Being an officer in Georgetown, Schwartz says, is doubly rewarding for him because he had heard such positive things about the department coming into the job. He credits the professionalism of Georgetown Police Chief James Mulligan and his fellow officers with setting the tone in the department, thus making his job infinitely more enjoyable.
"The thing that attracted me to Georgetown was the reputation of the department, including each individual officer," says Schwartz. "I was trained by some of the best guys on the department. Everyone's real supportive and it's just an excellent department to work for. I think the town should be really proud of it."
Naturally, Chief Mulligan thinks pretty highly of Schwartz too.
"(Schwartz) has brought a level of enthusiasm and professionalism to the agency that we really admire," says Mulligan. "His passion for being a police officer really shows in everything he does."
It's a passion that hasn't even begun to diminish for Schwartz. In fact, after a year on the job, he says he is as enthralled as ever with police work and has a newfound respect for just the everyday grind in a police officer's day.

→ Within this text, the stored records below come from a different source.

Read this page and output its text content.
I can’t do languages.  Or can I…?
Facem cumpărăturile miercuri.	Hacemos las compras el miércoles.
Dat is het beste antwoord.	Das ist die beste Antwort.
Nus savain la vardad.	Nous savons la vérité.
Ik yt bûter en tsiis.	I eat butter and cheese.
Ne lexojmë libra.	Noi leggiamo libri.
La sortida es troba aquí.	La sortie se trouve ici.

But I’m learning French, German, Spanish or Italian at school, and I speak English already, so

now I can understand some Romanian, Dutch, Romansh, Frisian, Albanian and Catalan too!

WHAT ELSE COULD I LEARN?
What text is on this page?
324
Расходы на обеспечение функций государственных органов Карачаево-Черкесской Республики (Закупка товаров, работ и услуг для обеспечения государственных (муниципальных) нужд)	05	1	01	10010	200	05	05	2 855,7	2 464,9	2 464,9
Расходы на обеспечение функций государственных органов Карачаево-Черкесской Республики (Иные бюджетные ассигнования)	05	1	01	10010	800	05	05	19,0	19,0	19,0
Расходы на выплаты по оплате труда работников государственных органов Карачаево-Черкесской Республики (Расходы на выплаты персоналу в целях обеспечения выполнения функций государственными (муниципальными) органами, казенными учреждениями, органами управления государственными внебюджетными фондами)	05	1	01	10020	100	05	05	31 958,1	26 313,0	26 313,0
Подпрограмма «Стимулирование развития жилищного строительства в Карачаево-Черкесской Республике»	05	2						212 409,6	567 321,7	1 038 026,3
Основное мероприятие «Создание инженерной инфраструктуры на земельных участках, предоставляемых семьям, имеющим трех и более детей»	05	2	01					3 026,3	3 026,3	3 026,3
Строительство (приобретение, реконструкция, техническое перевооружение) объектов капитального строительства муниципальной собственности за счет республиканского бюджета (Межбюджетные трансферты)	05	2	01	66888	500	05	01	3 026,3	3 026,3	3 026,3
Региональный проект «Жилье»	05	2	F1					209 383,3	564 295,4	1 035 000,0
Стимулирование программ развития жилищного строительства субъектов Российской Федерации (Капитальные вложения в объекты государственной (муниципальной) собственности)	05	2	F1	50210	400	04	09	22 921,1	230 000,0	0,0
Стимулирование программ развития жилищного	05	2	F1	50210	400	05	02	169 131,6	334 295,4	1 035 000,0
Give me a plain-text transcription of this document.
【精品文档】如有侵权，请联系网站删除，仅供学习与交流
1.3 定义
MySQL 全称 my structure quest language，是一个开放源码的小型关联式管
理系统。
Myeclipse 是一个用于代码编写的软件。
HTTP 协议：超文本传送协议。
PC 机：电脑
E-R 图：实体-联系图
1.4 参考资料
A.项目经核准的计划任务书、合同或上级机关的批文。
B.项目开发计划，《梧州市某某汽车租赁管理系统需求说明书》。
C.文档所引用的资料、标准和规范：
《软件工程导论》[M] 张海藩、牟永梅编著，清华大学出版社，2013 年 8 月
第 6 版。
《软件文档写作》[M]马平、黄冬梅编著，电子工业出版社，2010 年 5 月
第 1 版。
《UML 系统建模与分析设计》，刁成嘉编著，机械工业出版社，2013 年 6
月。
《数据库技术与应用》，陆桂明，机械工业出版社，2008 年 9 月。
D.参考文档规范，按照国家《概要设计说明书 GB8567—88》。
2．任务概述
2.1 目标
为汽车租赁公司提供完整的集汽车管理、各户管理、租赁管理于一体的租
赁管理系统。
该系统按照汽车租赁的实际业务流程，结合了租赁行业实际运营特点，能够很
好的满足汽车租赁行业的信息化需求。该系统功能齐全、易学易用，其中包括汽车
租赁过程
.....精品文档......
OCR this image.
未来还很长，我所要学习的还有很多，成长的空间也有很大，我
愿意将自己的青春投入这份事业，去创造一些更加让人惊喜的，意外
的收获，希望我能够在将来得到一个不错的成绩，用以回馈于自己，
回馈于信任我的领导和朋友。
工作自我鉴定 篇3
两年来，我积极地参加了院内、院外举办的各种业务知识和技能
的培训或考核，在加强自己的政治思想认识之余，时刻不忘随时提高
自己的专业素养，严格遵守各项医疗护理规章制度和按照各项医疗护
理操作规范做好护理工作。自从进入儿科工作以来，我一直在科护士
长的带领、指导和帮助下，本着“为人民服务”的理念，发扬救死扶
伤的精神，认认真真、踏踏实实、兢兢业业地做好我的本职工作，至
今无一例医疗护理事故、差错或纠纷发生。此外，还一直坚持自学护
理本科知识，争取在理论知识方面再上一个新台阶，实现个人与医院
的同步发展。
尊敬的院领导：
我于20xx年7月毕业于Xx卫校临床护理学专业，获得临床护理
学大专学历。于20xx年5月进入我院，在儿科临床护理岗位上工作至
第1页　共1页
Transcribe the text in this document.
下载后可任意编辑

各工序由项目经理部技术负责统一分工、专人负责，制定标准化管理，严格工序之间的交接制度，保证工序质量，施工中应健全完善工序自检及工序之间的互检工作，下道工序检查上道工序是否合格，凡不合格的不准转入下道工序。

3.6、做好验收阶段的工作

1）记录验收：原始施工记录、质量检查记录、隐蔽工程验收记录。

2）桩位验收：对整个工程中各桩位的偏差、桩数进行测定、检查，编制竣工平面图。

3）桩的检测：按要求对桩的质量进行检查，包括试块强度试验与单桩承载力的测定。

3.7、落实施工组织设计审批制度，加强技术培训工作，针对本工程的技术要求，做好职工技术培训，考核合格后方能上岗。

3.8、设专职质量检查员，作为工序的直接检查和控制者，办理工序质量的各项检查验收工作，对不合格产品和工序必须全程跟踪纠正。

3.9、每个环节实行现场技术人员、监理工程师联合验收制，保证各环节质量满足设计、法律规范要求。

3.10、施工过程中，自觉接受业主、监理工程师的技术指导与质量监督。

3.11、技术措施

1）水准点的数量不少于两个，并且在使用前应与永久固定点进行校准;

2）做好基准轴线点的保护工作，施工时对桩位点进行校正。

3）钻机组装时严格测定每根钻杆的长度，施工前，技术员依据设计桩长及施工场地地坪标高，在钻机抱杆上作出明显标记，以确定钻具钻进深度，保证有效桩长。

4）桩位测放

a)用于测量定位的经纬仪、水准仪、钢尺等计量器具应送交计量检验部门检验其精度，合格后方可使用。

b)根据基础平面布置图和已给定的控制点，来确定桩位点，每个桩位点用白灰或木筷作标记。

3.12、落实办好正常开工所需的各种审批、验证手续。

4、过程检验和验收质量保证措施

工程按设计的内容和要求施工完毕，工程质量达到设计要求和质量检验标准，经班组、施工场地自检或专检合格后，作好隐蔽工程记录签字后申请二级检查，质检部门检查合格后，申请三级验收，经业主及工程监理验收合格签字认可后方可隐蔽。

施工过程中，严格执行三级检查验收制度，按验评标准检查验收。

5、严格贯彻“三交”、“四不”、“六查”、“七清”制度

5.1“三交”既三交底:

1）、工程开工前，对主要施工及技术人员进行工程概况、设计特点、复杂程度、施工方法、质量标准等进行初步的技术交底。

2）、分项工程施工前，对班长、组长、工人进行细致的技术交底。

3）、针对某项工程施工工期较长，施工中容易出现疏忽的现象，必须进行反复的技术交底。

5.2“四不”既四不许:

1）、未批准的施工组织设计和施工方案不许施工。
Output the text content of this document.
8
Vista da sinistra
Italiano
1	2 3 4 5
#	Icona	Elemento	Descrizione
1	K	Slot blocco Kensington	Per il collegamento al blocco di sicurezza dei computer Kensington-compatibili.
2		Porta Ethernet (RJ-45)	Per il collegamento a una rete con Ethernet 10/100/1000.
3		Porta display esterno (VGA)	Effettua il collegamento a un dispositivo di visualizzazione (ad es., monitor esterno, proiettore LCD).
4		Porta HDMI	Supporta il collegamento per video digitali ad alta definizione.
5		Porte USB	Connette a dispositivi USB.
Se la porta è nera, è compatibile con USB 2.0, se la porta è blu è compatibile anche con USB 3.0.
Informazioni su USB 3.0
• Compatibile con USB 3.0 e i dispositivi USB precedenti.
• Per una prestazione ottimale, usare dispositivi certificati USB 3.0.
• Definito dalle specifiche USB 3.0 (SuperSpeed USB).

Even in a so-called sleepy community like Georgetown, Schwartz says people would be amazed at just how busy his average day can be.
"The amount of drunk driving that goes on collectively, and not just in Georgetown, is disgusting," says Schwartz. "I think that's the biggest thing that sticks out in my mind.
People think that just because Georgetown is a rural community that we don't have any crime," Schwartz continues. "It doesn't lack crime and it doesn't lack serious crime either. I think that's one of the biggest misconceptions out there."
Still, Schwartz says he's constantly learning on the job and each and every day presents new personal challenges for him. And it's not easy to challenge a Harvard man.
"I really don't see myself anywhere other than where I am right now," says Schwartz. "I'm still so new and I have so much to learn. I really see myself staying here and being a part of the team for as long as I can."